イチロー、オールスター危うし?=実績が選手投票でどう評価されるか
不振脱出、調子を取り戻したイチロー
イチローの不振は地元シアトルでも大きく報道された 【木本大志】
これまでイチローは、ダッグアウトを背に一番左側の階段からグラウンドに出ていた。過去10年ずっとかと言われると自信がないけれど、覚えている限りでは、左だった。
ところが最近、真ん中の階段を使う。初めは、左側の階段付近にはメディアが多く、通り道をふさいでいるからだと思ったが、6月17日(現地時間、以下同)も18日も、そこに誰もいなかったのに、イチローは真ん中の階段を駆け上がった。
いつからとははっきりと記憶にないものの、仮にヒットが続くようになってからのことであるのなら、ちょっとした験担ぎなのかもしれない。その効果を結果だけで判断するなら、不振から復調への戻しが、別人かと思うほどの違いとなっている。
6月10日にスタメンを外れたが、その前の10試合は41打数5安打(1割2分2厘)。11日以降は、9試合で39打数18安打(4割6分2厘)。
6月に入ると、日を追って地元シアトルのスポーツラジオ局は、「イチローは終わった」とのスタンスを強め、地元紙も、“イチローが衰えた”と断定した上で、イチローとチームは、その現実を受け入れる必要があるなどと論を進めていたが、その考え方は今、行き場を失っている。ラジオ局などはすでに、「さすが!」と手のひらを返した。
ただ、戻したとはいえ、21日現在の打率は2割7分9厘で、まだ3割を下回り、72試合で84安打というのは、年間186安打ペース。彼のスタンダードからすれば、物足りない。
ファン投票での選出は厳しい状態
21日に最新の中間発表の結果が出たが、アメリカンリーグの外野手部門では6位で、前回よりも一つ順位を下げた。
1位:ホセ・バティスタ(ブルージェイズ)415万6940票
2位:カーティス・グランダーソン(ヤンキース)347万3227票
3位:ジョシュ・ハミルトン(レンジャーズ)240万408票
4位:ジャコビー・エルズベリー(レッドソックス)224万9323票
5位:カール・クロフォード(レッドソックス)178万9097票
6位:イチロー(マリナーズ)153万7101票
締め切りは6月30日とまだ先だが、上位との得票差はむしろ中間発表の回を追うごとに開いており、ファン投票での逆転出場はかなり厳しい状況か。

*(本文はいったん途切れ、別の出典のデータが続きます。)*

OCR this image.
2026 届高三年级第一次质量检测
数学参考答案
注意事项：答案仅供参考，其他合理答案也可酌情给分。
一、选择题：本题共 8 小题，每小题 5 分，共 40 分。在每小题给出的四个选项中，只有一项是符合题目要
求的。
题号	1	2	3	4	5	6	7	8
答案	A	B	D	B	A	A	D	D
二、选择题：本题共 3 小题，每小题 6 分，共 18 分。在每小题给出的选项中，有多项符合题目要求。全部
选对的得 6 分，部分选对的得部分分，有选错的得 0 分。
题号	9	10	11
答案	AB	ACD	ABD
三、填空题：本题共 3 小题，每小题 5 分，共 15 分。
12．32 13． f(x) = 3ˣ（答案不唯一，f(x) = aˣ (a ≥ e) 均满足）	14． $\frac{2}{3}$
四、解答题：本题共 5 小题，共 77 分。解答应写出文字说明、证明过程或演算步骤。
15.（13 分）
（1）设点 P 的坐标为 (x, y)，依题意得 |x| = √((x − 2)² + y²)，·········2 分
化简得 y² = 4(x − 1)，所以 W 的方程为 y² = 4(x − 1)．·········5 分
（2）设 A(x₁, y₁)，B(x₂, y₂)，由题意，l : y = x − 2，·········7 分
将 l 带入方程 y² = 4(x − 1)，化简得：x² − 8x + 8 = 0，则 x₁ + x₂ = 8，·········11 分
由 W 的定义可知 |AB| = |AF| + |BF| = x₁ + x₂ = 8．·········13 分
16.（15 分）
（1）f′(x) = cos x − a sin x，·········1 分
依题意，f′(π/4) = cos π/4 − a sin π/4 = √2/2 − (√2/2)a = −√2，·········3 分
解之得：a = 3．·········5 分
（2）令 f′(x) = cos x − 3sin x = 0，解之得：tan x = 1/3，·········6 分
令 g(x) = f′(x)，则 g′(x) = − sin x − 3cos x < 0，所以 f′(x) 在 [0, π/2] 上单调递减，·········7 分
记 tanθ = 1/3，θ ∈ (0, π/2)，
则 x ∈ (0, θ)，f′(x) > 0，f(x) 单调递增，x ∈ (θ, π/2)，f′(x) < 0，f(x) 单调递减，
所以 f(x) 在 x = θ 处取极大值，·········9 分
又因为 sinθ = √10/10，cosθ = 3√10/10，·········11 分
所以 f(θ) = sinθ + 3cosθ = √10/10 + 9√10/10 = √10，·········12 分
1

ちょうど打率が下降を始めた時期と、ファン投票の開始が重なった不運が遅れにつながったともいえよう。
となると、次は選手投票による選出が望みだが、多くの選手が今年の成績を重視して投票する傾向があることを考えると、今の2割7分台という打率は微妙で、ファン投票に近い結果が出るかもしれない。